Actually, they're pretty bad at marketing too...(But more on that later)
So everyone is up in arms over Abercrombie's stance on sizing - particularly as it pertains to girls.
Fundamentally speaking, no. (I said FUNDAMENTALLY)
Good marketers know you have to stand for something. You can't be all things to all people and still expect to build an iconic brand. Targeting is what sets you apart from the rest - a fact that holds especially true when it comes to fashion.
And branding isn't just about whom to attract; it's also about whom to repel.
Just ask Mike "the Situation" (he was asked to stop wearing A&F apparel on MTV's The Jersey Shore out of fear that the association worked against the A&F lifestyle).
So Abercrombie only wants the cool kids...
Just walk by an A&F store. You'd have to be blind, deaf, and dumb not to know it already.
Shit's intimidating! (Coming from a former uncool kid)

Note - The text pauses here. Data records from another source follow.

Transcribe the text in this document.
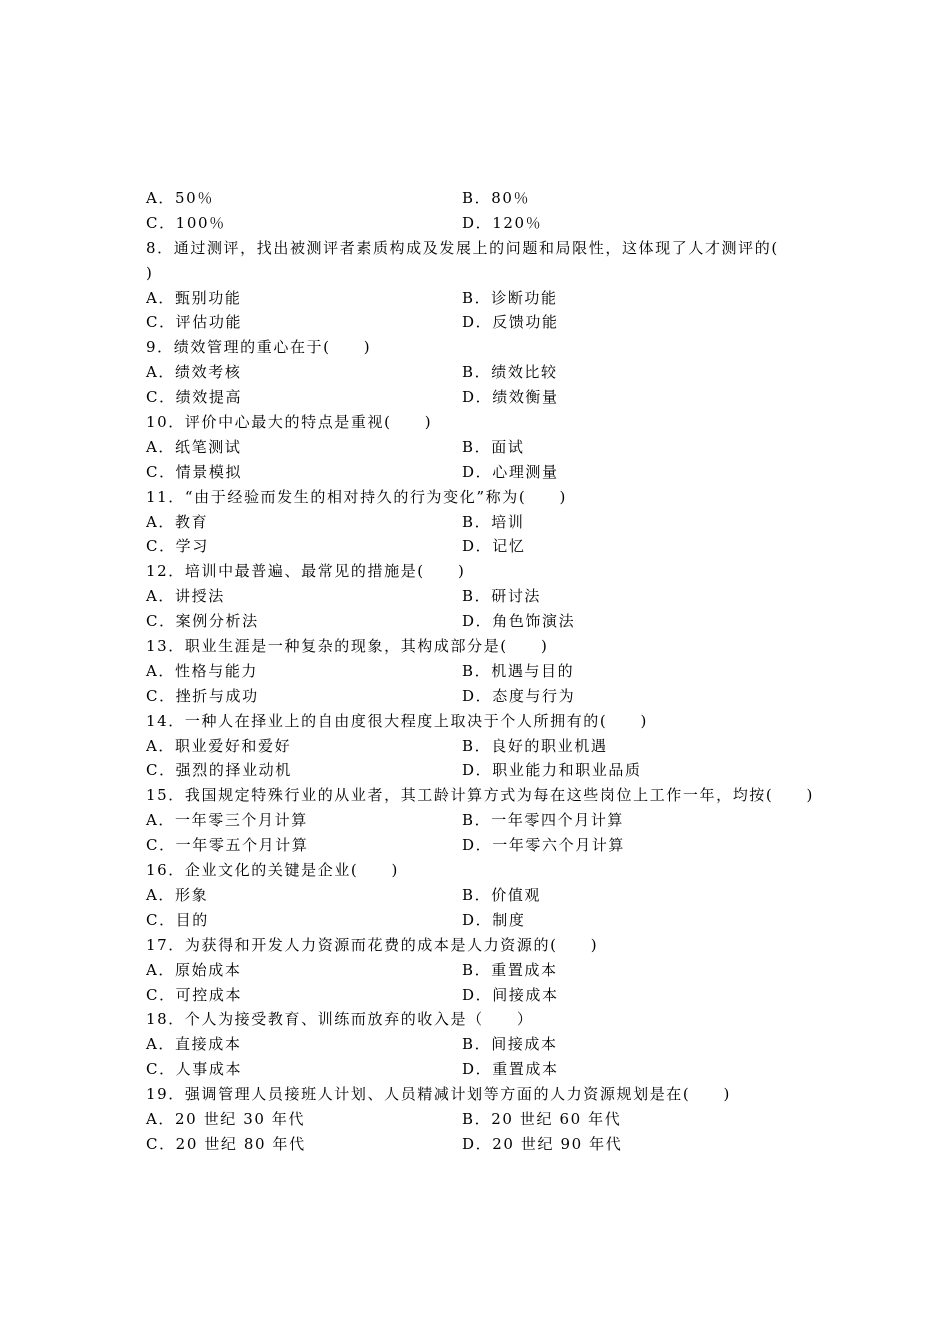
A．50％	B．80％
C．100％	D．120％
8．通过测评，找出被测评者素质构成及发展上的问题和局限性，这体现了人才测评的(
)
A．甄别功能	B．诊断功能
C．评估功能	D．反馈功能
9．绩效管理的重心在于(　　)
A．绩效考核	B．绩效比较
C．绩效提高	D．绩效衡量
10．评价中心最大的特点是重视(　　)
A．纸笔测试	B．面试
C．情景模拟	D．心理测量
11．“由于经验而发生的相对持久的行为变化”称为(　　)
A．教育	B．培训
C．学习	D．记忆
12．培训中最普遍、最常见的措施是(　　)
A．讲授法	B．研讨法
C．案例分析法	D．角色饰演法
13．职业生涯是一种复杂的现象，其构成部分是(　　)
A．性格与能力	B．机遇与目的
C．挫折与成功	D．态度与行为
14．一种人在择业上的自由度很大程度上取决于个人所拥有的(　　)
A．职业爱好和爱好	B．良好的职业机遇
C．强烈的择业动机	D．职业能力和职业品质
15．我国规定特殊行业的从业者，其工龄计算方式为每在这些岗位上工作一年，均按(　　)
A．一年零三个月计算	B．一年零四个月计算
C．一年零五个月计算	D．一年零六个月计算
16．企业文化的关键是企业(　　)
A．形象	B．价值观
C．目的	D．制度
17．为获得和开发人力资源而花费的成本是人力资源的(　　)
A．原始成本	B．重置成本
C．可控成本	D．间接成本
18．个人为接受教育、训练而放弃的收入是（　　）
A．直接成本	B．间接成本
C．人事成本	D．重置成本
19．强调管理人员接班人计划、人员精减计划等方面的人力资源规划是在(　　)
A．20 世纪 30 年代	B．20 世纪 60 年代
C．20 世纪 80 年代	D．20 世纪 90 年代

And who's cool? All else held equal, it's the most attractive kid with access to the most money (I.e., loaded parents).
Price has been an effective (and acceptable) form of exclusion for years.

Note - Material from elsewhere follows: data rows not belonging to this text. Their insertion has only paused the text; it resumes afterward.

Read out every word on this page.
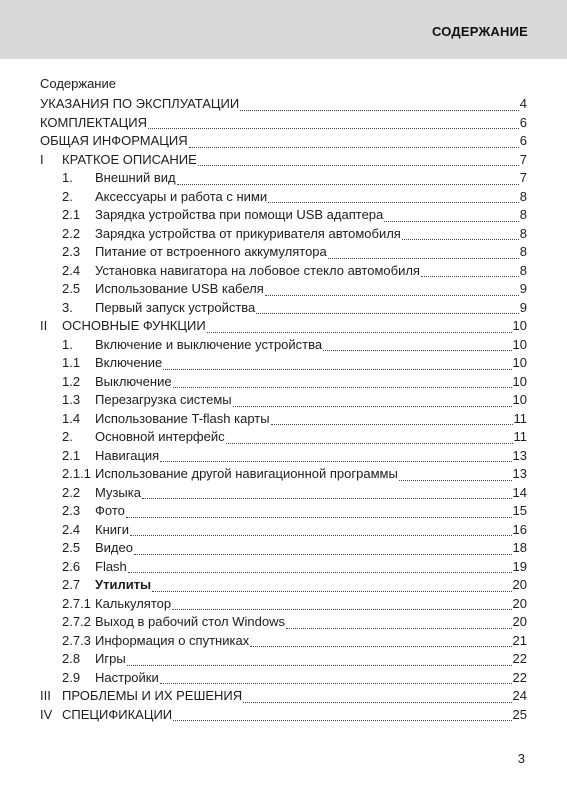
СОДЕРЖАНИЕ
Содержание
УКАЗАНИЯ ПО ЭКСПЛУАТАЦИИ	4
КОМПЛЕКТАЦИЯ	6
ОБЩАЯ ИНФОРМАЦИЯ	6
I	КРАТКОЕ ОПИСАНИЕ	7
1.	Внешний вид	7
2.	Аксессуары и работа с ними	8
2.1	Зарядка устройства при помощи USB адаптера	8
2.2	Зарядка устройства от прикуривателя автомобиля	8
2.3	Питание от встроенного аккумулятора	8
2.4	Установка навигатора на лобовое стекло автомобиля	8
2.5	Использование USB кабеля	9
3.	Первый запуск устройства	9
II	ОСНОВНЫЕ ФУНКЦИИ	10
1.	Включение и выключение устройства	10
1.1	Включение	10
1.2	Выключение	10
1.3	Перезагрузка системы	10
1.4	Использование T-flash карты	11
2.	Основной интерфейс	11
2.1	Навигация	13
2.1.1 Использование другой навигационной программы	13
2.2	Музыка	14
2.3	Фото	15
2.4	Книги	16
2.5	Видео	18
2.6	Flash	19
2.7	Утилиты	20
2.7.1 Калькулятор	20
2.7.2 Выход в рабочий стол Windows	20
2.7.3 Информация о спутниках	21
2.8	Игры	22
2.9	Настройки	22
III ПРОБЛЕМЫ И ИХ РЕШЕНИЯ	24
IV СПЕЦИФИКАЦИИ	25
3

Businesses in every industry imaginable have used price as a bar of access against less affluent consumers. No one ever takes offense.
But weight gets personal.
You just don't talk about it. And for Abercrombie, maybe it's that it seems to only apply to girls, which provides an added sting of chauvinism.

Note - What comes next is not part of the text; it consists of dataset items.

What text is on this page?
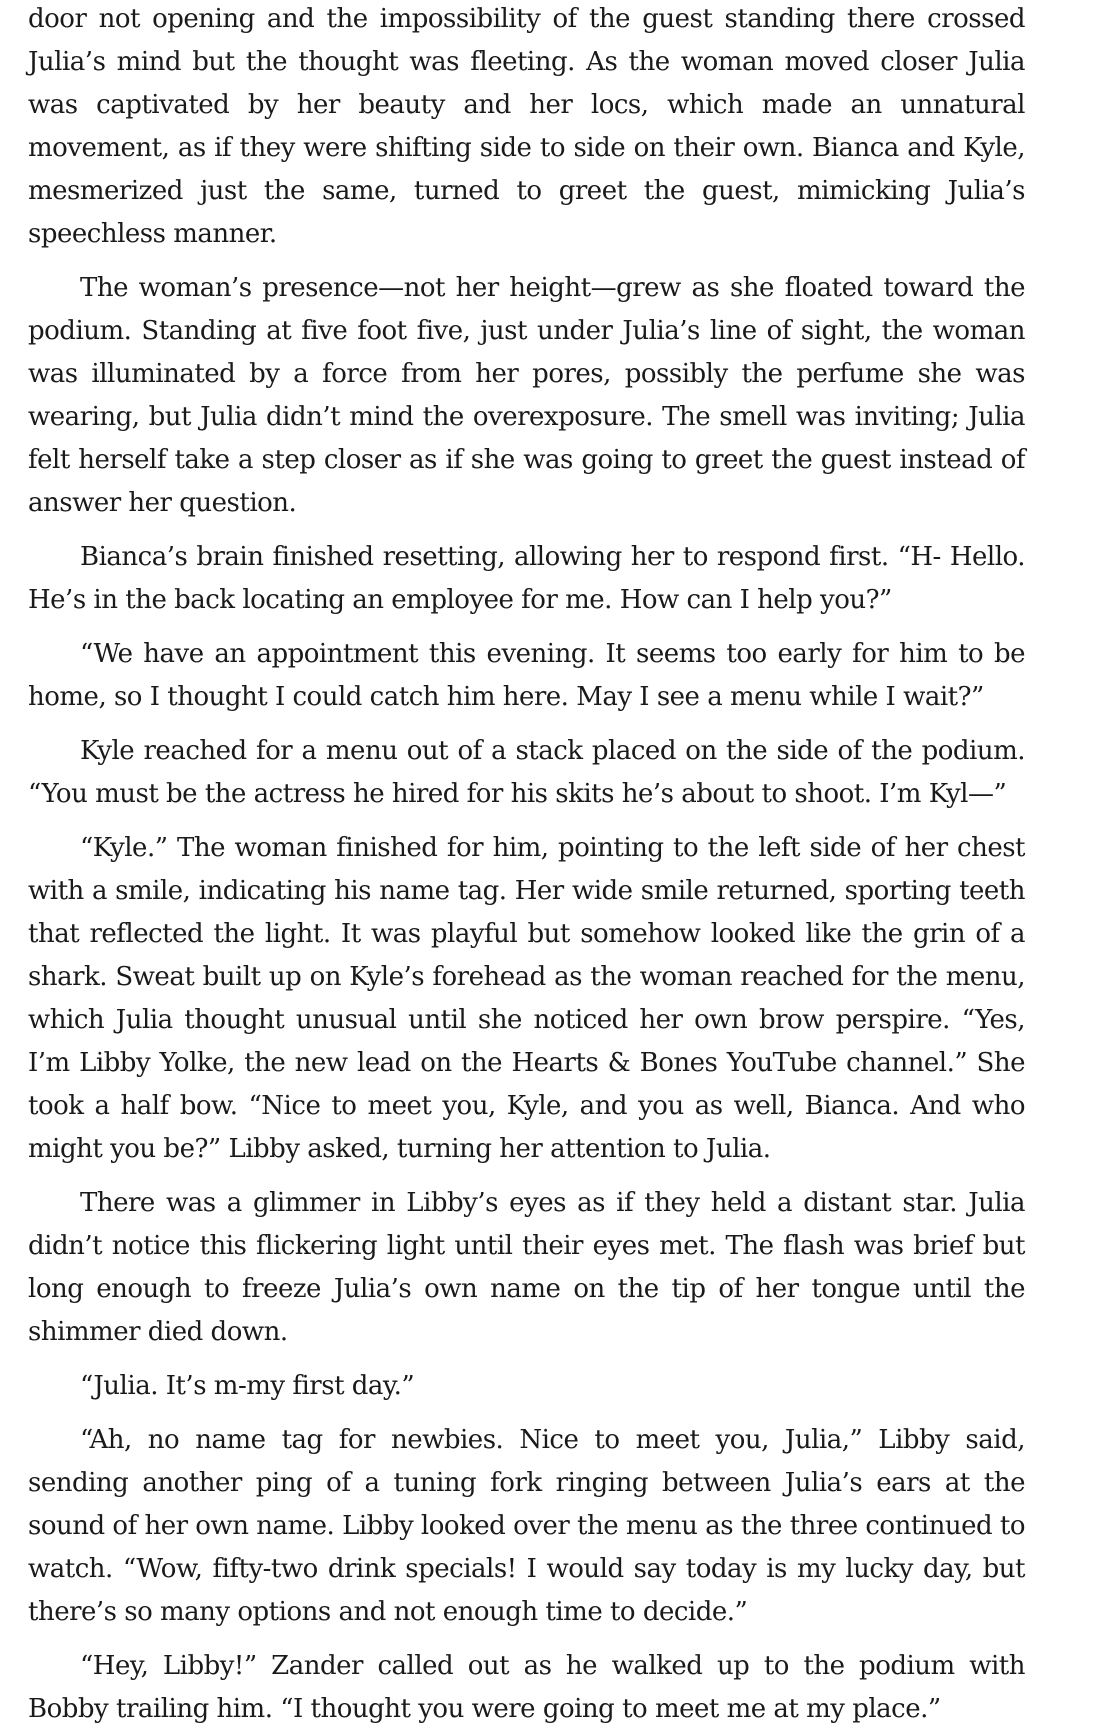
door not opening and the impossibility of the guest standing there crossed Julia’s mind but the thought was fleeting. As the woman moved closer Julia was captivated by her beauty and her locs, which made an unnatural movement, as if they were shifting side to side on their own. Bianca and Kyle, mesmerized just the same, turned to greet the guest, mimicking Julia’s speechless manner.

The woman’s presence—not her height—grew as she floated toward the podium. Standing at five foot five, just under Julia’s line of sight, the woman was illuminated by a force from her pores, possibly the perfume she was wearing, but Julia didn’t mind the overexposure. The smell was inviting; Julia felt herself take a step closer as if she was going to greet the guest instead of answer her question.

Bianca’s brain finished resetting, allowing her to respond first. “H- Hello. He’s in the back locating an employee for me. How can I help you?”

“We have an appointment this evening. It seems too early for him to be home, so I thought I could catch him here. May I see a menu while I wait?”

Kyle reached for a menu out of a stack placed on the side of the podium. “You must be the actress he hired for his skits he’s about to shoot. I’m Kyl—”

“Kyle.” The woman finished for him, pointing to the left side of her chest with a smile, indicating his name tag. Her wide smile returned, sporting teeth that reflected the light. It was playful but somehow looked like the grin of a shark. Sweat built up on Kyle’s forehead as the woman reached for the menu, which Julia thought unusual until she noticed her own brow perspire. “Yes, I’m Libby Yolke, the new lead on the Hearts & Bones YouTube channel.” She took a half bow. “Nice to meet you, Kyle, and you as well, Bianca. And who might you be?” Libby asked, turning her attention to Julia.

There was a glimmer in Libby’s eyes as if they held a distant star. Julia didn’t notice this flickering light until their eyes met. The flash was brief but long enough to freeze Julia’s own name on the tip of her tongue until the shimmer died down.

“Julia. It’s m-my first day.”

“Ah, no name tag for newbies. Nice to meet you, Julia,” Libby said, sending another ping of a tuning fork ringing between Julia’s ears at the sound of her own name. Libby looked over the menu as the three continued to watch. “Wow, fifty-two drink specials! I would say today is my lucky day, but there’s so many options and not enough time to decide.”

“Hey, Libby!” Zander called out as he walked up to the podium with Bobby trailing him. “I thought you were going to meet me at my place.”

What we have here is a perfectly rational business choice communicated in a callous, way too transparent manner - add too crowd sourcing and voice amplification via social media.
What we have is a case for better PR.
When it comes to the human body, we possess unfair, illogical aspirations. It's a reality made possible by years of an escalating notion that sex sells in advertising and Photoshop.
Abercrombie built a name for itself around the chase of physical perfection - and there's nothing wrong with that. It's a solid business model.
Mike Jeffries just should have been more diplomatic in his explanation.
And maybe we'd respect the brand's stance more if it was even a fraction the "cool" it was more than a decade ago.
Pt. 2 - A brand in need of friends... (I promised we'd get back to the Marketing part)
When I was home in February, I walked out of A&F with a pair of jeans for $9.00. Rewind 15 years and you'd see me out front of the same store BEGGING my mom to buy me the last $48.00 tee left in my size.
It took 17 consecutive months of declining same-store sales before Jeffries decided to establish a sales discount model. |
Teens don't want to look the same year after year and they certainly don't want to dress like their parents.
Before long we'll no doubt move on to hazing and rebuking a different brand for whom we used to admire.
No, it's the refusal to evolve the A&F "lifestyle" that will sink this ship.